Eskişehir'in Odunpazarı ilçesinde, Vişnelik Mahallesi'nin görmeye alışık olmadığımız manzaralarından biri, bir baskı dükkanının çatısında yemyeşil bir vaha gibi yükseliyor. 63 yaşındaki Salim Pektaş, iş yerinin 18 metrekarelik terasını, içi toprak dolu 200 plastik bidonla adeta bir sebze cennetine dönüştürmüş durumda.
Yaz aylarında işlerin azalmasıyla boş zamanını değerlendirmek isteyen Pektaş'ın başlattığı bu hobi, zamanla ailesinin günlük sebze ihtiyacını karşılayan bir tutkuya dönüştü.

"Yazın Kafayı Yerdik"
Salim Pektaş, bu benzersiz bahçenin hikayesini şu sözlerle anlatıyor: "Burası iş yerimiz. Yazın işlerimiz yoğun olmadığı için kendimize bir meşgale bulduk. Ürettikçe de tadını aldık. Kışlık domates, biber, fasulye, patlıcan gibi ürünlerimizin yüzde 90'ını burada yetiştiriyoruz. Beş senedir bu işi yapıyorum, ama son üç yıldır çatıda, terasta yapıyoruz. Burası olmasaydı, yazın herhalde kafayı yerdik. Çünkü yazın 3-4 ay neredeyse hiç işimiz olmuyor."

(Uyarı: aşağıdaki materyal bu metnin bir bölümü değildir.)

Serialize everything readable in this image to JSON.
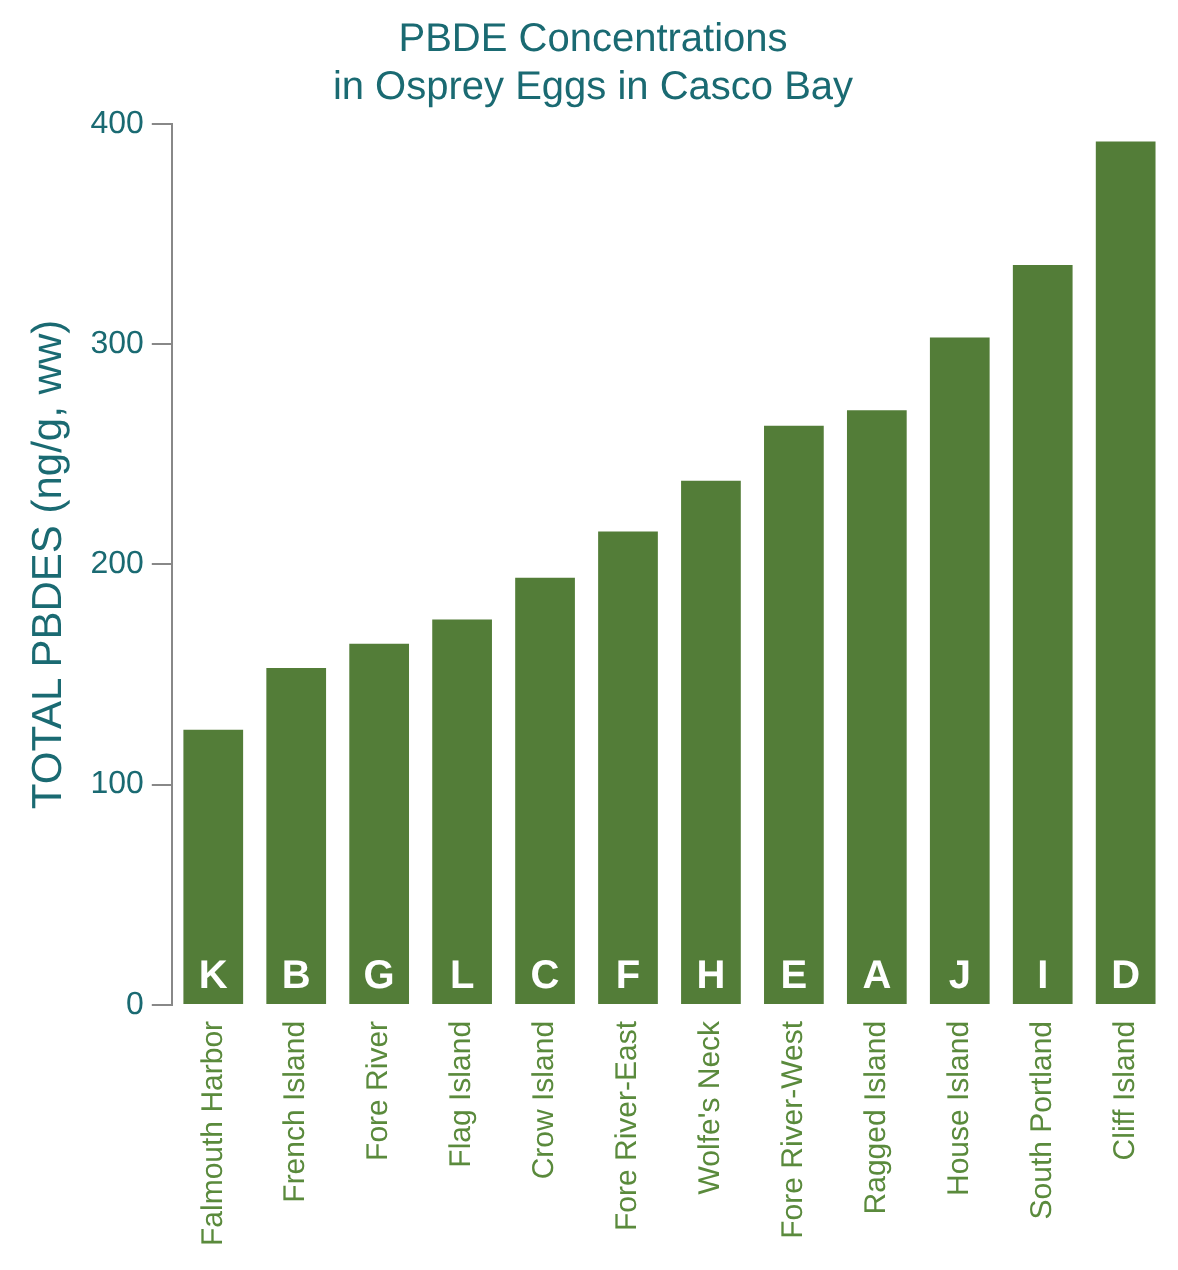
{
  "chart_data": {
    "type": "bar",
    "title": "PBDE Concentrations\nin Osprey Eggs in Casco Bay",
    "ylabel": "TOTAL PBDES (ng/g, ww)",
    "categories": [
      "Falmouth Harbor",
      "French Island",
      "Fore River",
      "Flag Island",
      "Crow Island",
      "Fore River-East",
      "Wolfe's Neck",
      "Fore River-West",
      "Ragged Island",
      "House Island",
      "South Portland",
      "Cliff Island"
    ],
    "values": [
      125,
      153,
      164,
      175,
      194,
      215,
      238,
      263,
      270,
      303,
      336,
      392
    ],
    "color": "#537d38",
    "ylim": [
      0,
      400
    ],
    "yticks": [
      0,
      100,
      200,
      300,
      400
    ],
    "grid": false,
    "legend": false,
    "annotations": [
      "K",
      "B",
      "G",
      "L",
      "C",
      "F",
      "H",
      "E",
      "A",
      "J",
      "I",
      "D"
    ]
  }
}
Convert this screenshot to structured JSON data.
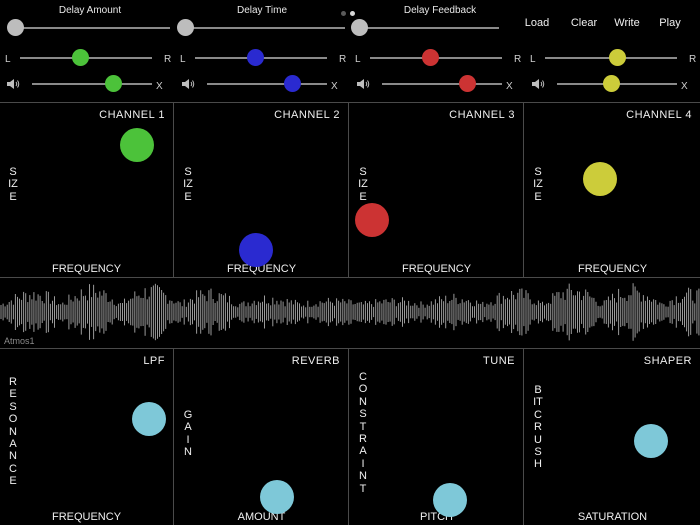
{
  "page_dots": [
    {
      "color": "#5a5a5a"
    },
    {
      "color": "#d8d8d8"
    }
  ],
  "top": {
    "delay_amount_label": "Delay Amount",
    "delay_time_label": "Delay Time",
    "delay_feedback_label": "Delay Feedback",
    "pan_left_label": "L",
    "pan_right_label": "R",
    "mute_label": "X",
    "buttons": {
      "load": "Load",
      "clear": "Clear",
      "write": "Write",
      "play": "Play"
    }
  },
  "channels": [
    {
      "title": "CHANNEL 1",
      "x_label": "FREQUENCY",
      "y_label": "SIZE",
      "color": "#4cc23a",
      "pan": 0.46,
      "volume": 0.68
    },
    {
      "title": "CHANNEL 2",
      "x_label": "FREQUENCY",
      "y_label": "SIZE",
      "color": "#2a2ad0",
      "pan": 0.46,
      "volume": 0.71
    },
    {
      "title": "CHANNEL 3",
      "x_label": "FREQUENCY",
      "y_label": "SIZE",
      "color": "#cc3333",
      "pan": 0.46,
      "volume": 0.71
    },
    {
      "title": "CHANNEL 4",
      "x_label": "FREQUENCY",
      "y_label": "SIZE",
      "color": "#cccc3a",
      "pan": 0.55,
      "volume": 0.45
    }
  ],
  "effects": [
    {
      "title": "LPF",
      "x_label": "FREQUENCY",
      "y_label": "RESONANCE",
      "color": "#7ec8d8"
    },
    {
      "title": "REVERB",
      "x_label": "AMOUNT",
      "y_label": "GAIN",
      "color": "#7ec8d8"
    },
    {
      "title": "TUNE",
      "x_label": "PITCH",
      "y_label": "CONSTRAINT",
      "color": "#7ec8d8"
    },
    {
      "title": "SHAPER",
      "x_label": "SATURATION",
      "y_label": "BITCRUSH",
      "color": "#7ec8d8"
    }
  ],
  "waveform": {
    "name": "Atmos1",
    "color": "#9a9a9a"
  },
  "colors": {
    "slider_knob": "#bdbdbd",
    "track": "#8a8a8a"
  }
}
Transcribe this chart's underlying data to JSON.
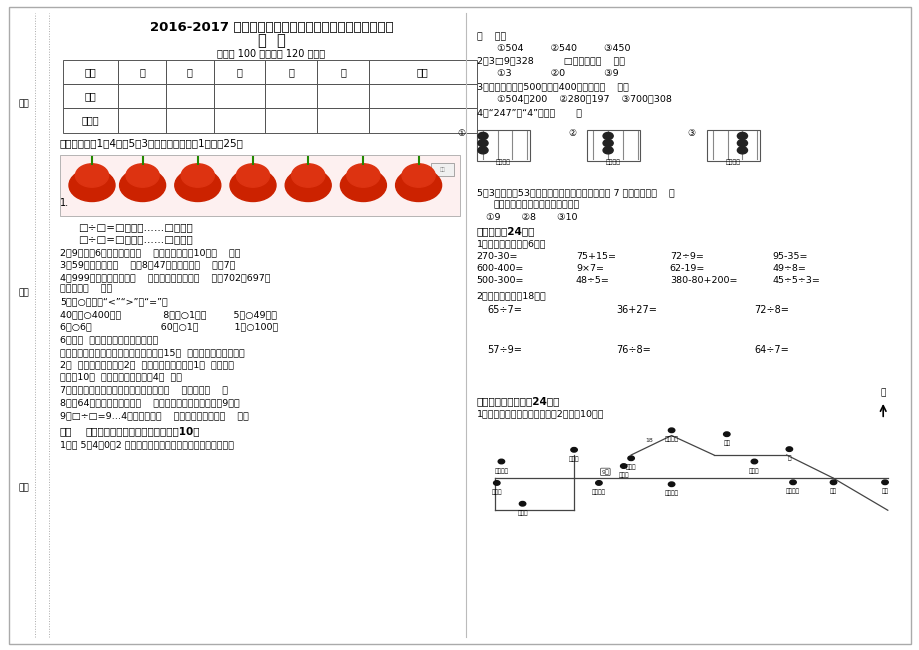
{
  "title_line1": "2016-2017 学年度第二学期二年级期中素质教育检测试卷",
  "title_line2": "数  学",
  "title_line3": "（满分 100 分，时间 120 分钟）",
  "table_headers": [
    "题号",
    "一",
    "二",
    "三",
    "四",
    "五",
    "总分"
  ],
  "table_row1": "得分",
  "table_row2": "评卷人",
  "section1_title": "一、填空。（1题4分，5题3分，其余各题每空1分。）25分",
  "section2_title": "二、",
  "section2_bold": "选择正确答案的序号填在括号里：10分",
  "section2_q1": "1、用 5、4、0、2 中的三个数字组成的数中，最大的一个数是",
  "calc_row1": [
    "270-30=",
    "75+15=",
    "72÷9=",
    "95-35="
  ],
  "calc_row2": [
    "600-400=",
    "9×7=",
    "62-19=",
    "49÷8="
  ],
  "calc_row3": [
    "500-300=",
    "48÷5=",
    "380-80+200=",
    "45÷5÷3="
  ],
  "vertical_row1": [
    "65÷7=",
    "36+27=",
    "72÷8="
  ],
  "vertical_row2": [
    "57÷9=",
    "76÷8=",
    "64÷7="
  ],
  "section4_title": "四、观察操作题（全24分）",
  "section4_sub1": "1、写出下面的行车路线（每空2分，全10分）",
  "bg_color": "#ffffff",
  "text_color": "#000000",
  "table_border": "#555555",
  "font_size_title": 9.5,
  "font_size_body": 7.5,
  "font_size_small": 6.5,
  "road_number": "9路",
  "road_number2": "18"
}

Toprağın Peşinde Bir Emek Hikayesi
Bu mini bahçeyi kurmak kolay olmamış. Pektaş, buradaki toprağın hikayesini de anlattı: "Toprağın bir kısmını arka bahçeden, bir kısmını yan komşuların bahçesinden aldım. Bir kısmını da ilerideki ormanlık alandan kova ve bidonlarla getirdik. Çuvallara, bidonlara doldurup taşıdık. Yaklaşık 200 bidon toprak getirdik."

Sebzeleri Onun İçin Birer Evlat
Salim Amca için buradaki her fide sadece bir sebze değil, adeta bir evlat. Onlarla ilgilenmek, hatta onlarla konuşmak onun için vazgeçilmez bir rutin. "Kimisi balık tutar, stres atar; biz de bunu yapıyoruz, stresimizi atıyoruz. Elektrik, stres, sinir, hiçbir şey kalmıyor" diyen Pektaş, sözlerini şöyle sürdürdü: "Bunlar benim çocuğum gibi. Bazen onlarla konuşuyorum, kızımmış, oğlummuş gibi. 'Ne güzel oldunuz, ne güzel açtınız' diyorum."

Günün 8 Saati Huzurun Peşinde
Salim Pektaş, gününün 8 saatini bu küçük bahçede geçiriyor. Sabah 09.00 gibi geldiği iş yerinde, emme basma tulumba ile çektiği suyu bidonlara doldurarak terasa çıkarıyor ve fidelerini suluyor. Akşam 17.00'ye kadar geçen süre, onun için toprakla baş başa, huzur dolu bir terapi saatine dönüşüyor.
Mahallede dikkat çeken ve herkesin hayranlıkla baktığı bu 18 metrekarelik teras, sınırlı alanlarda neler başarılabileceğinin, üretmenin ve toprakla buluşmanın insana nasıl huzur ve tatmin getirdiğinin çarpıcı bir kanıtı.